Vasion Print Local Privilege Escalation Vulnerability via Insecure Temporary File Handling

A local privilege escalation vulnerability has been identified in Vasion Print (formerly PrinterLogic) Virtual Appliance Host and Application, as well as in Windows client deployments. This vulnerability arises from insecure temporary file handling in the PrinterInstallerClient components. The software creates files under the NT AUTHORITY\SYSTEM account in a directory controlled by the local user (C:\Users\%USER%\AppData\Local\Temp\).

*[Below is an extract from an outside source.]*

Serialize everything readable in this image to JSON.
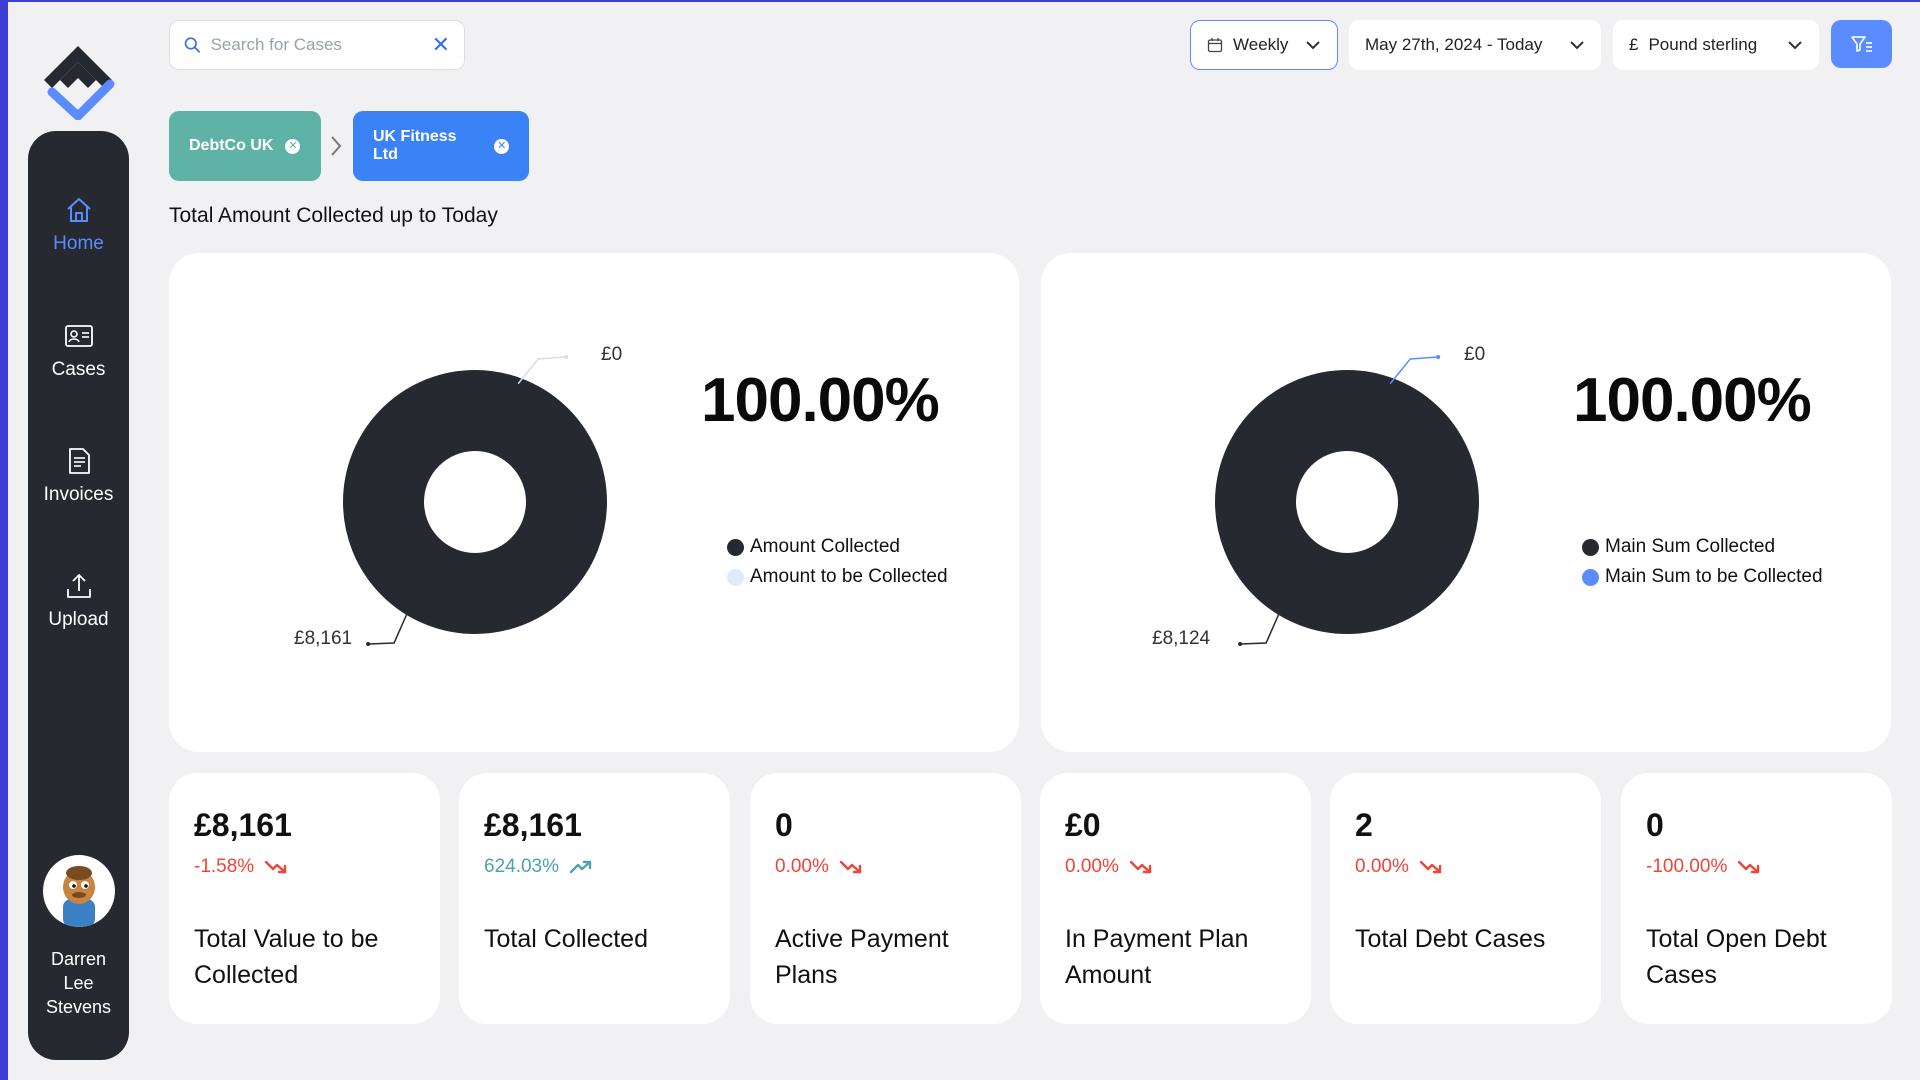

An attacker who can manipulate filenames in this directory can create symbolic links that the service follows, allowing the attacker to write to arbitrary filesystem locations as SYSTEM. This exploitation enables an unprivileged user to overwrite or create files with SYSTEM privileges, potentially leading to unauthorized modifications of configuration files, injection or replacement of binaries, or other actions that could compromise the system's confidentiality, integrity, or availability.

Impact

Exploitation of this vulnerability allows for local privilege escalation, with the potential to modify system configuration files, replace or inject binaries, or otherwise disrupt the system's normal operations.

Reproduction

The vulnerability can be reproduced by placing a symbolic link in the temporary file directory that points to a sensitive file or location. When the PrinterInstallerClient component accesses the temporary directory, it will follow the symbolic link and perform file operations as the SYSTEM user, effectively allowing the manipulation of files with elevated privileges.

Remediation

Users can update to the latest version of Vasion Print or the Vasion Windows Client to address this vulnerability. Instructions for updating the Windows Client are available on the Vasion website.